Formic is an AI-powered task manager that autonomously executes coding tasks using AI agents. Each task is processed through a defined workflow — from brief, to plan, to execution — with full concurrency support and self-healing QA.
The kanban board shows tasks across all workflow stages as columns. Use the header buttons to manage settings, switch themes, and access this guide. The floating AI Assistant button (bottom-right) opens a chat panel for brainstorming and task creation.
Explore the other sections in this guide: Task Types for choosing the right type, Workflow Stages for understanding each column, and Concurrency for how parallel execution works.
Formic supports three task types, each with a different workflow suited to the complexity of the work.
Full workflow: Brief → Plan → Declare → Run. The AI generates a feature spec (README.md), creates an implementation plan (PLAN.md + subtasks.json), declares file leases for concurrency, then executes the implementation.
Best for: new features, refactors, complex bug fixes — any work that benefits from up-front planning.
Single-step execution — skips briefing and planning, goes directly from Queued to Running. Faster but with no spec or plan document generated.
Best for: typo fixes, small one-liner changes, documentation updates, or tasks where the description is already complete.
High-level objective — the Architect skill decomposes it into 3–8 child tasks with a dependency graph (DAG). Each child task then runs independently through its own standard or quick workflow.
Best for: large epics, multi-file features, or any goal that is too broad for a single task to implement safely.
Each kanban column represents a workflow stage. Tasks progress left-to-right as they are processed.
| Stage | Description |
|---|---|
Todo | Task created, not yet queued. Awaits manual queuing. |
Queued | In the priority queue. Will be picked up when a worker slot is available. |
Briefing | AI is generating the feature specification document (README.md). |
Planning | AI is creating PLAN.md and a structured subtasks.json file. |
Declaring | Task declares which files it will modify (exclusive leases) or read (shared leases) for concurrency control. |
Running | AI agent is actively executing the implementation. |
Architecting | Goal task is being decomposed into child tasks by the Architect skill. |
Verifying | Self-healing QA loop is running checks on the completed implementation. |
Review | Implementation complete. Awaiting human inspection and approval. |
Done | Approved and complete. |
Blocked | Task is waiting on one or more dependency tasks to complete first. |
The AI Assistant is a chat panel in the bottom-right corner of the board. It is context-aware — it knows your current codebase and board state — and can help with brainstorming, task creation, and answering questions.

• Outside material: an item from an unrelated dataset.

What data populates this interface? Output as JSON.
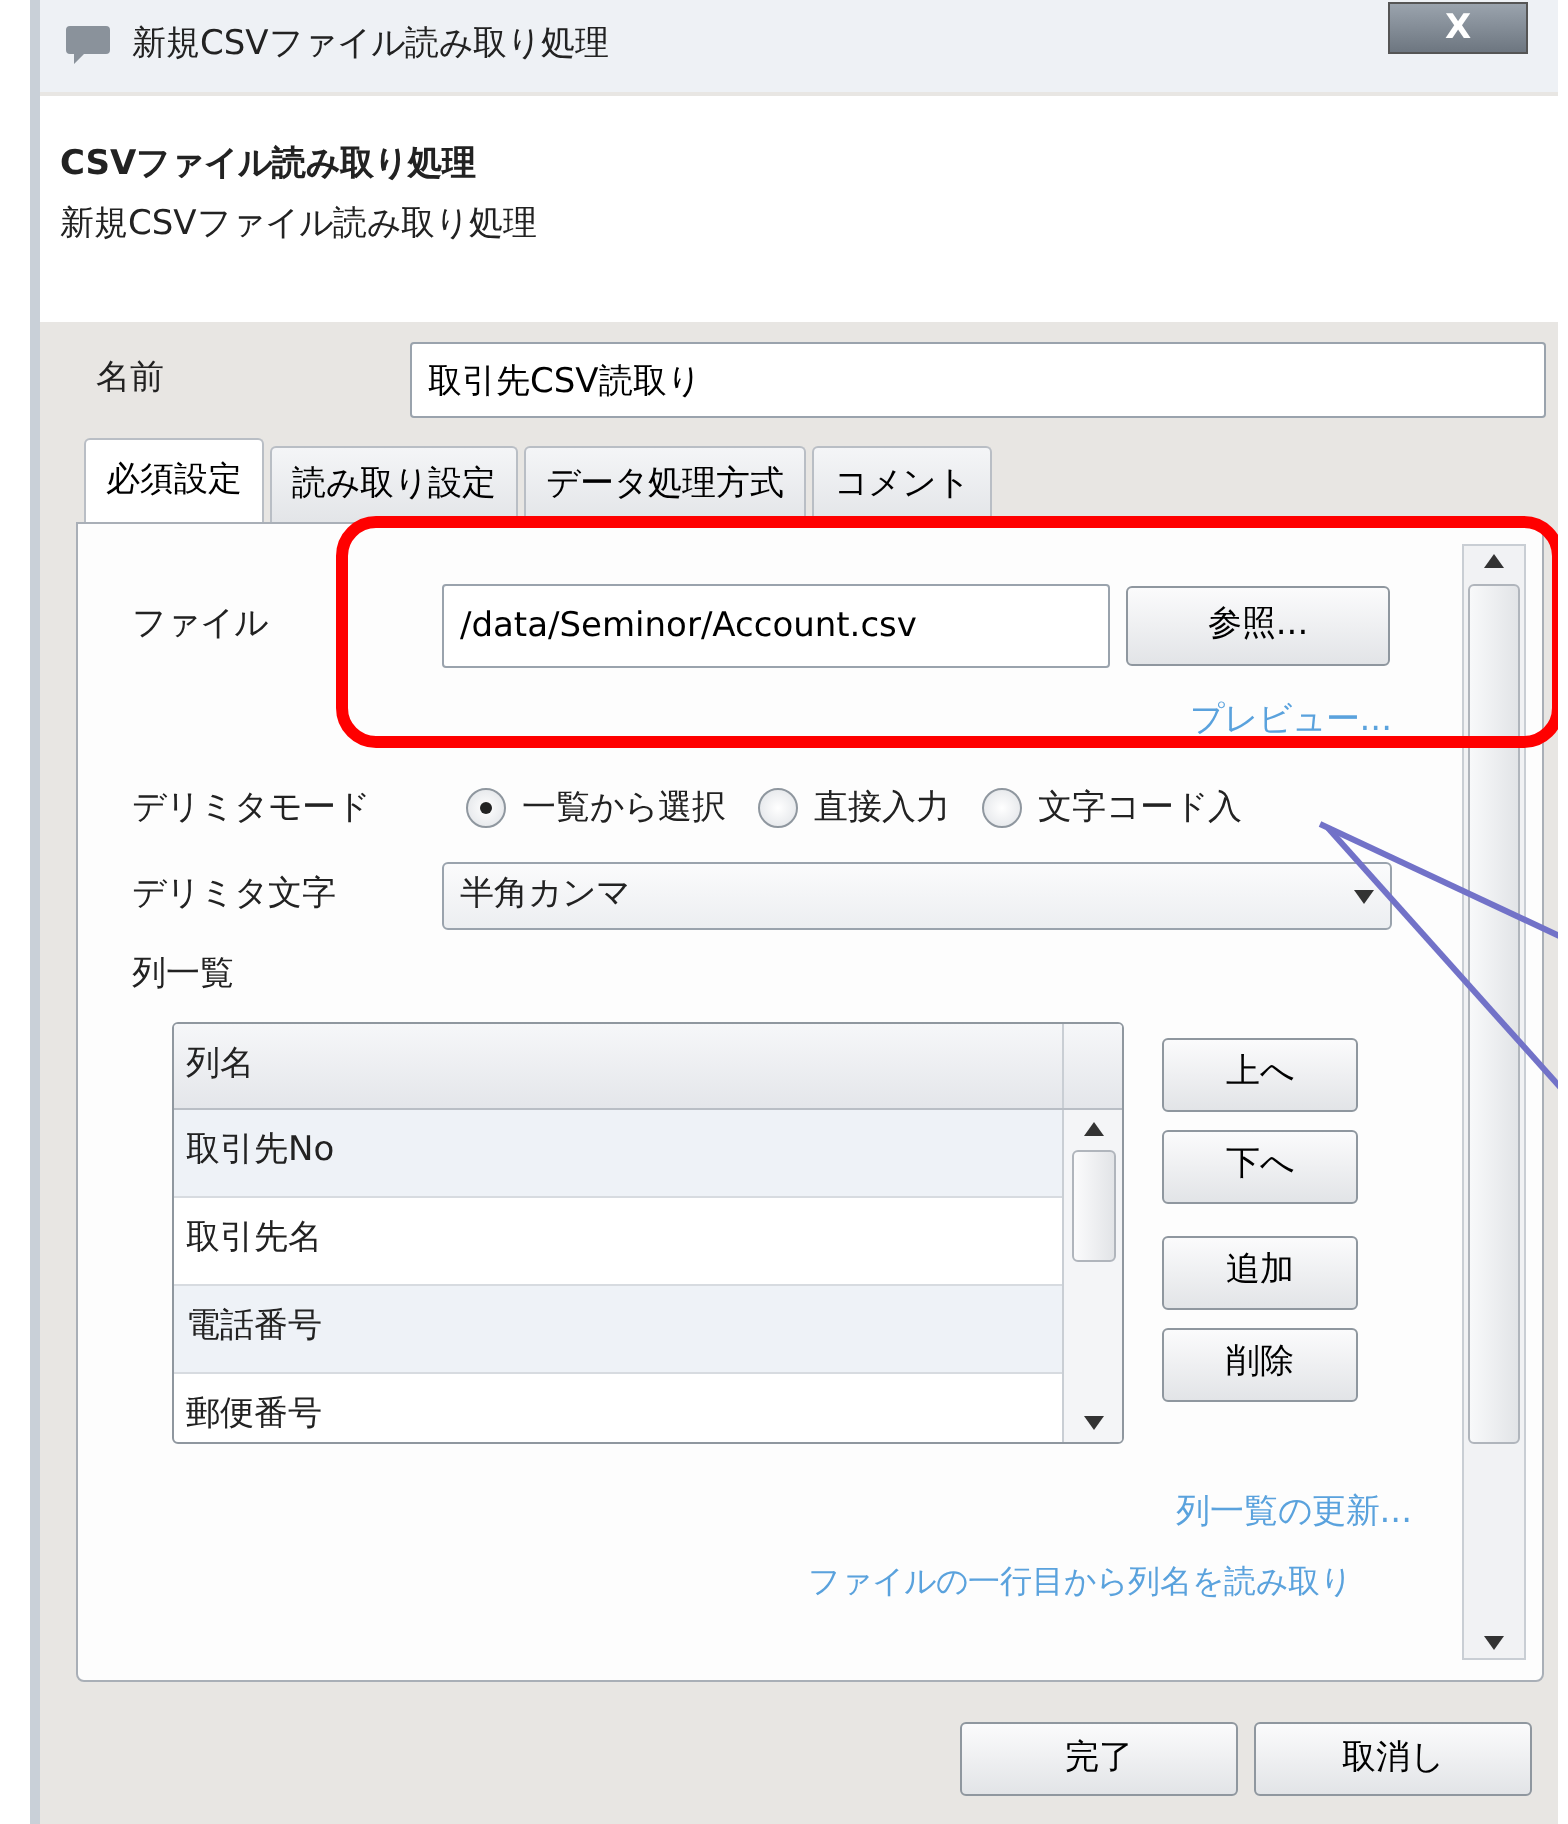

task-create block that the server automatically processes into a new task.The assistant creates tasks by outputting a task-create code block in the chat:
```task-create
{
"title": "Add login page",
"context": "...",
"priority": "medium",
"type": "standard"
}
```
The Formic server detects this block and automatically calls POST /api/tasks to create the task on the board.
Formic can run multiple tasks in parallel. To prevent conflicting writes, it uses a file lease system managed by leaseManager.ts.
During the Declaring stage, a task explicitly declares which files it will touch:
When a task requests an exclusive lease on a file that is already held exclusively by another running task, it yields — it pauses and re-queues itself to wait. Once the conflicting lease is released, the yielded task is picked up again automatically.
Shared-lease files use optimistic concurrency: conflicts are detected at merge time via git hash-object collision detection. If two tasks read the same file and both modify it, the second to merge will detect the collision and trigger a resolution step.
Leases expire after a configurable duration (default: 5 minutes). A background watchdog process periodically cleans up expired leases to prevent deadlocks if a task crashes without releasing its leases.
After a task finishes execution, Formic optionally runs a Verifier step that checks the implementation before it reaches Review. If verification fails, a Critic automatically creates a fix task.
Tasks that pass verification move to Review as normal. Tasks that fail have their fix tasks run first; once the fix is complete and verified, the original task proceeds to Review.
A Goal task represents a high-level objective. Instead of running code directly, a Goal task triggers the Architect skill, which breaks it into 3–8 concrete child tasks with a dependency graph (DAG).
depends_on list.parentGoalId. Tasks with no dependencies are queued immediately; dependent tasks are Blocked.depends_on: ["sibling-task-id", ...] in the architect output.Child tasks appear as regular task cards on the board. Open any child task to see its parentGoalId link, which takes you back to the original Goal task.
| Shortcut | Action |
|---|---|
| Escape | Close the active panel (Help, Settings, AI Assistant, modals) |
| Enter | Send message in the AI Assistant chat input |
| Shift+Enter | Insert newline in the AI Assistant chat input |
Open Settings via the ⚙ button in the header. Changes take effect immediately and are persisted in the browser's local storage.